Back to the Bush: The Deua, Fat Mama and the Flock of Four

The Deua ran east through cool deep pools of forest green water, meandering through the Jurassic woods. Slender eucalyptus trees swayed in the breeze far above as prehistoric lizards, the Deua Water Dragons, splashed into the slow current, quickly crawling inland away from my baby-blue boat. They waddled away hoping not to be seen, hips and shoulders moving rhythmically at opposites as they dragged long scaly tails behind. I glided by on a sit on top kayak, two childlike oars duck-taped together to make a paddle, compliments of Tom. He was far behind on his own craft, two body boards tied together, barely supporting his weight as he kicked and hand paddled down the crystalline pools. He had wanted to do 20kms of this river down to his folks’ farm, but I insisted it was too much, and we settled on 10. His spritely mother (our shuttle driver), tall and straight-backed, active and youthful, bounded mother-doe like down the steep and brambly bank of our put-in to wave us off and watch as we rounded the corner of the first river bend, down the tiny rapids that made me shriek and cry out in fear and joy. My legs dangled in the cool slow pool,  toes curling around the water that leaves the skin feeling silky and smooth. I laid back on Baby Blue, the craft that had washed up water-logged onto the farm shore months prior. Just down river, a big troop of kangaroos bounced through the shallow water. Tom stood on a beach pulling two little black leeches off his foot, bright blood streaming down and visible even from my far off vantage point. Earlier in the week I felt a cold goo ooze up my ankle, and looking down shrieked loudly even as I flicked the black leech off before it could get its hooks in. Gross.
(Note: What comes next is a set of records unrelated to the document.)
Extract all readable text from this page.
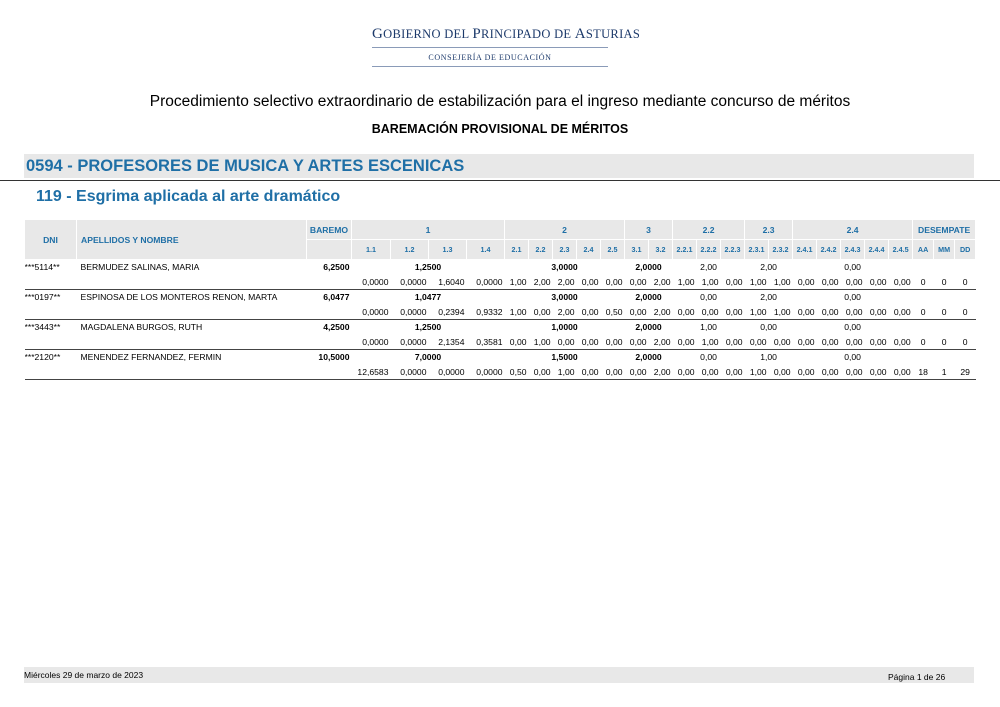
GOBIERNO DEL PRINCIPADO DE ASTURIAS
CONSEJERÍA DE EDUCACIÓN
Procedimiento selectivo extraordinario de estabilización para el ingreso mediante concurso de méritos
BAREMACIÓN PROVISIONAL DE MÉRITOS
0594 - PROFESORES DE MUSICA Y ARTES ESCENICAS
119 - Esgrima aplicada al arte dramático
DNI	APELLIDOS Y NOMBRE	BAREMO	1				2					3		2.2			2.3		2.4					DESEMPATE		
			1.1	1.2	1.3	1.4	2.1	2.2	2.3	2.4	2.5	3.1	3.2	2.2.1	2.2.2	2.2.3	2.3.1	2.3.2	2.4.1	2.4.2	2.4.3	2.4.4	2.4.5	AA	MM	DD
***5114**	BERMUDEZ SALINAS, MARIA	6,2500	1,2500				3,0000					2,0000		2,00			2,00		0,00							
			0,0000	0,0000	1,6040	0,0000	1,00	2,00	2,00	0,00	0,00	0,00	2,00	1,00	1,00	0,00	1,00	1,00	0,00	0,00	0,00	0,00	0,00	0	0	0
***0197**	ESPINOSA DE LOS MONTEROS RENON, MARTA	6,0477	1,0477				3,0000					2,0000		0,00			2,00		0,00							
			0,0000	0,0000	0,2394	0,9332	1,00	0,00	2,00	0,00	0,50	0,00	2,00	0,00	0,00	0,00	1,00	1,00	0,00	0,00	0,00	0,00	0,00	0	0	0
***3443**	MAGDALENA BURGOS, RUTH	4,2500	1,2500				1,0000					2,0000		1,00			0,00		0,00							
			0,0000	0,0000	2,1354	0,3581	0,00	1,00	0,00	0,00	0,00	0,00	2,00	0,00	1,00	0,00	0,00	0,00	0,00	0,00	0,00	0,00	0,00	0	0	0
***2120**	MENENDEZ FERNANDEZ, FERMIN	10,5000	7,0000				1,5000					2,0000		0,00			1,00		0,00							
			12,6583	0,0000	0,0000	0,0000	0,50	0,00	1,00	0,00	0,00	0,00	2,00	0,00	0,00	0,00	1,00	0,00	0,00	0,00	0,00	0,00	0,00	18	1	29
Miércoles 29 de marzo de 2023	Página 1 de 26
In the little cottage we’ve made home, up a long and winding dirt road, my days are spent mostly in the company of four happy hens, Fat Mama, Little Bird, Six and Big Red Bird. 20150407-152508.jpgAnd occasionally a new Upstairs Neighbor. And that lovely golden lizard I found bathing in the sunshine of our kitchen window, who I’ve now shooed out three times. And Tom’s mother’s new kittens. And the teeny furry antichinus that looks like a mouse, acts like a mouse, poos on the counter like a mouse, has whiskers like a mouse, but isn’t, in fact, a mouse.

As my menagerie grows (a long-term dream of mine), I fight the temptation to get a floppy-eared bunny, a little piglet, a rooster, and maybe a puppy. And a horse and goat. I also spent a quarter of an hour fantasizing about having a pet tiger, who, in my lazy musings, would be really friendly. In my ideal world, I’m either motorcycling through exotic places, or surrounded by animals on a homestead, gardening and holding fluffy animal babies.

Chicken watching, reading all day and cooking on the ancient wood burning stove, one can’t complain too much. Life here is idyllic, even with a few little parasites milling around the shadows. There’s nothing like reading until the candle burns out, sleeping in late, making pancakes every morning, and tinkling in the grass in the middle of the night with the heavenly stars burning brightly above, billions of twinkling flames lighting everything up from horizon to horizon, the Milky Way flashing across the dark open skies.